I started attending online coffee mornings with the Mary Frances Trust and I gradually began to realise that I was not alone, other people too faced their own unhelpful thinking patterns, and they were all reaching out for connection. I began to care about them, and as I got to know more about them, I properly realised that I wasn’t ‘socially retarded’, I was just angry and unable to deal with emotions. I have met some incredible people and they have become friends, and I mean proper friends, hopefully for life. Learning how other people have developed skills around managing your emotions has given me a guide map to learn how to regulate my emotions. I wouldn’t be at this stage in my recovery without all the fantastic people I have met along the way.

I met Louise when she volunteered in some of the wellbeing workshops for Mary Frances Trust. She always had something positive to bring to the workshops and I always enjoyed the courses I attended with her.

When I found out that Louise was running her own Light Relief Coffee Break session for Richmond Fellowship I was delighted and eager to engage. My anxiety was heightened at the thought of meeting new people, but I had absolutely nothing to worry about. The group were so welcoming and engaging. I saw a few faces I knew through MFT, and this made it so much easier for me on the first day. The main thing I recall from my first coffee break was a discussion about tornados and how many we have in our country. Louise is fantastic in this role, and I was made to feel welcome from the first minute. I really enjoyed connecting with the group.
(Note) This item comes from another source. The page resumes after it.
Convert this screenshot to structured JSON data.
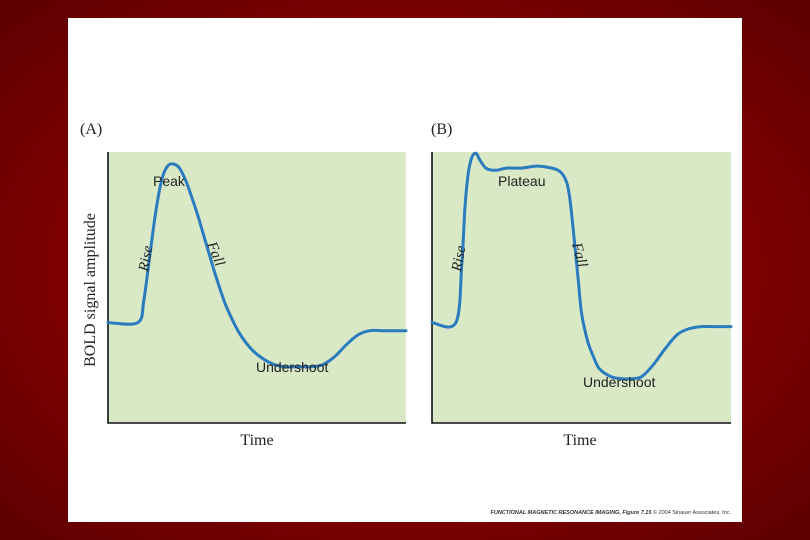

It makes me feel included, valued, and listened to.

Connecting with other people has made a huge difference to my recovery. I now look forward, rather than always looking backwards. I have active hope for the future, and without the social connections I would not have got this far.

Thank you to everyone at RF Community Connections for all you do to support and encourage your clients to continue their journey. I know that other clients feel the same and I would like to encourage anyone who is feeling unsure about joining Louise’s coffee break to give it a go, you won’t be disappointed.”